Antes de ser designado responsável pelo plano de vacinação do Covid-19, ninguém sabia quem era o homem. Pergunte-se a qualquer cidadão quem é o chefe do Estado-Maior de qualquer ramo das Forças Armadas e a resposta será na sua esmagadoríssima maioria um “não faço ideia”. É, aliás, saudável que assim seja. Aos responsáveis pela defesa do País exige-se recato e discrição, são servidores públicos com tarefas delicadas, que têm de estar absolutamente afastados de qualquer tipo de jogo, seja político, mediático ou qualquer outro.
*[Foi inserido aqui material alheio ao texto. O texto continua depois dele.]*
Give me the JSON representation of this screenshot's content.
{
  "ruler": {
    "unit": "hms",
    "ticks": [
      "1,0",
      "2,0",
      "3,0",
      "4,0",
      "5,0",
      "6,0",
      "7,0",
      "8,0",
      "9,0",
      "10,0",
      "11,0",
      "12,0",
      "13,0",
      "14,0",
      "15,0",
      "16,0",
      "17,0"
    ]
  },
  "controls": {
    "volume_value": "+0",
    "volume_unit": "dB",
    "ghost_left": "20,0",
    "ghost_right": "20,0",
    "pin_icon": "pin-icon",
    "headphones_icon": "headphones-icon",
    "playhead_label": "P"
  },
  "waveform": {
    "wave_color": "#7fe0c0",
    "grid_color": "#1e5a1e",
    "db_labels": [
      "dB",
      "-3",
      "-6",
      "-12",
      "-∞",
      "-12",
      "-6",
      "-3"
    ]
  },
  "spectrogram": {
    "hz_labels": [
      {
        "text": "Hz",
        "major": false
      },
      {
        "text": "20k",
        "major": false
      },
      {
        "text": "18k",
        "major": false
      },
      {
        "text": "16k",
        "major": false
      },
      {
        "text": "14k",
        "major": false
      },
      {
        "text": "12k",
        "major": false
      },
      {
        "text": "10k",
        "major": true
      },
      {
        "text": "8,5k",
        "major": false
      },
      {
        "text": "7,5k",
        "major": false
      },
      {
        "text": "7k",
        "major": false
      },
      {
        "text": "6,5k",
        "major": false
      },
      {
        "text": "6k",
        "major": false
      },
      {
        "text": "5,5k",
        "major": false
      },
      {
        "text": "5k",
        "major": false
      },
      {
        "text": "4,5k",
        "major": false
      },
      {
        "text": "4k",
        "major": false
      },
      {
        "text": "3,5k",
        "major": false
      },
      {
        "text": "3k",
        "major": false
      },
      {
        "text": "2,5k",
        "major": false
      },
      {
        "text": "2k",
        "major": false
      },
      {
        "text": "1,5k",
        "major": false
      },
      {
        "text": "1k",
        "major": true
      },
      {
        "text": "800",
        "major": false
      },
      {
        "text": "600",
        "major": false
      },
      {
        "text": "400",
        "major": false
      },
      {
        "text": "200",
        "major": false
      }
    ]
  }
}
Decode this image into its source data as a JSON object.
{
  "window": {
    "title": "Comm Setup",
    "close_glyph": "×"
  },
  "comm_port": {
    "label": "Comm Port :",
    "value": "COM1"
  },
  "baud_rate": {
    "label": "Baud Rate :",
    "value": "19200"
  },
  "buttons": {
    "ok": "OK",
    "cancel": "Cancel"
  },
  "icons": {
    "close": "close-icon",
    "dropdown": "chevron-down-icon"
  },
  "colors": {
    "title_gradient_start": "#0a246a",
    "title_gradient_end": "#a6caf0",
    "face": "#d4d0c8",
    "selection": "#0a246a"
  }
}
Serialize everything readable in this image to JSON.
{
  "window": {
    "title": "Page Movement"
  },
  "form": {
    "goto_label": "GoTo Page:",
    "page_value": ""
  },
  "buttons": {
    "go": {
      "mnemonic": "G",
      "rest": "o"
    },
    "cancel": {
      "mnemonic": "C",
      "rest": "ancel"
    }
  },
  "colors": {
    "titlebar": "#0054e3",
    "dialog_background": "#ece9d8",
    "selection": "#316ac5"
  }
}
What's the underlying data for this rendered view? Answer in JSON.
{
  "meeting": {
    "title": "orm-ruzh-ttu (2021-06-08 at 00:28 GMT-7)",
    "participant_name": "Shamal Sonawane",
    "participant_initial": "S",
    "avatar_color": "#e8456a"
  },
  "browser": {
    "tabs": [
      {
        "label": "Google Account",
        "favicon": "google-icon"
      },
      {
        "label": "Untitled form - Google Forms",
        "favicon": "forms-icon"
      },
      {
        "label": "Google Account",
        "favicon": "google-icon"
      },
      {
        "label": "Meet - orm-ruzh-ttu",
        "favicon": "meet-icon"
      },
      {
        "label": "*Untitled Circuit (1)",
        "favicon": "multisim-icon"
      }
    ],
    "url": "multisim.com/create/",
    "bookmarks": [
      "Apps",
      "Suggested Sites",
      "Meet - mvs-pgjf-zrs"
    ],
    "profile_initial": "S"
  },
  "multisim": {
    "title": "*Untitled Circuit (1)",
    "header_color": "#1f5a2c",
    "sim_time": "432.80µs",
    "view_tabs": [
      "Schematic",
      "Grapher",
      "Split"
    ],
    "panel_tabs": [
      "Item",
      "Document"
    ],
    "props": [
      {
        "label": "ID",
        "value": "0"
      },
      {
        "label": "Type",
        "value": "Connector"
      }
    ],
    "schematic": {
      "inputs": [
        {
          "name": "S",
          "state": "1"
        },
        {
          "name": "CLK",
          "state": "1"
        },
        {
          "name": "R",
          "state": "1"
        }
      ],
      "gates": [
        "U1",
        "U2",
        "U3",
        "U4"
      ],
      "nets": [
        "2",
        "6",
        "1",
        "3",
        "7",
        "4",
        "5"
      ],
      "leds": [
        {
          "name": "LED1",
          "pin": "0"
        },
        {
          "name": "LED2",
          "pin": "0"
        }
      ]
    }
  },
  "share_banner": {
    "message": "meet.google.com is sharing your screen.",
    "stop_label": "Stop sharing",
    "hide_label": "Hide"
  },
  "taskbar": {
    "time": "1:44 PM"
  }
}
Com a campanha de vacinação tornou-se conhecido. Claro que conduziu bem o processo, mas convém lembrar que, num país onde a população acredita nas vacinas e o esquema regular da sua aplicação é dos melhores da Europa, era previsível que corresse bem.
A partir daí nunca mais saiu dos escaparates. O almirante não perdeu uma única oportunidade para se tornar popular e teve a ajuda de muita gente (a quantidade de entrevistas foi inacreditável), mas ficou claro que a dado momento se montou uma boa operação de promoção.
Desde o fim da pandemia, não houve semana sem notícias sobre os mais variados feitos de Gouveia e Melo (alguém se lembra de um chefe de Estado de Armada ser elogiado por apreensões de droga?), entrevistas, análises das suas características pessoais e um nunca acabar de encómios. Digamos que aquela conversa de que tinha uma missão (a vacinação) e que depois regressaria ao quartel não resistiu ao tempo.
Resumindo, a construção da imagem do almirante nada teve de fortuito, e tanto aqui como na Cochinchina, se se vender bem a imagem de alguém como eficiente, austero, probo e com capacidade de liderar, temos candidato a qualquer cargo político. E, claro, a campanha foi avançando sem que durante muito tempo ninguém questionasse um militar usar o cargo para se autopromover, sem debater o tal papel discreto que um membro das Forças Armadas tem de ter ou a evidente sobrevalorização do comum desempenho de um cargo militar.
Há, no entanto, o tal fator decisivo para a popularidade do almirante: não ser político. E o facto de isto ser o que faz a diferença não pode ser assacado nem ao almirante – apesar de se aproveitar dela. Também não há característica nenhuma tipicamente portuguesa contra os políticos, foi sim algo que teve o contributo de muita gente e que se foi edificando ao longo dos anos.
Há muitos responsáveis por a mais nobre atividade que há numa comunidade ter caído em desgraça. Sim, não há nada mais importante numa comunidade do que as pessoas que são responsáveis pelo bem comum.
Os primeiros a contribuir para o desprestígio da classe foram os próprios políticos.
Chegaria lembrar que o político que mais eleições venceu no Portugal democrático continua a renegar essa qualidade. A afirmação constante de Cavaco Silva deste contrassenso é uma excelente contribuição para todos os populismos. Mas há mais.
A forma como os próprios desmereceram a carreira, promovendo salários baixos para cargos fundamentais de interesse público, levou ao afastamento de muita gente de qualidade, mas é sobretudo atentatória à responsabilidade da tarefa. Depois, através duma insana quantidade de incompatibilidades, fez-se com que praticamente só seja possível à gente das Jotas e a professores aceder à carreira política, nomeadamente ser deputado. Pior, ir para ministro de um setor que se conhece representa sobretudo não se poder regressar durante muito tempo à carreira que se tinha.
Tudo isto foi feito pelos próprios políticos, mas sob o aplauso dos cidadãos. Sim, nós também temos feito a nossa parte, e de que maneira. Ajudamos a que seja impossível para uma pessoa que queira preservar o seu bom nome e a sua honra fazer um percurso político, ajudando os pasquins que têm como modelo de negócio difamar e insultar; fazemos generalizações sobre “os políticos”, confundindo o trigo com o joio; olhamos com nojo os partidos e associações cívicas, deixando-as entregues a quem se quer aproveitar delas e não as usar para o bem comum.
Queremos alguém por não ser político diz muito do nosso amor pela democracia. Mas diz sobretudo muito sobre aquilo que fizemos para desprestigiar quem é essencial para o seu funcionamento. Gouveia e Melo agradece.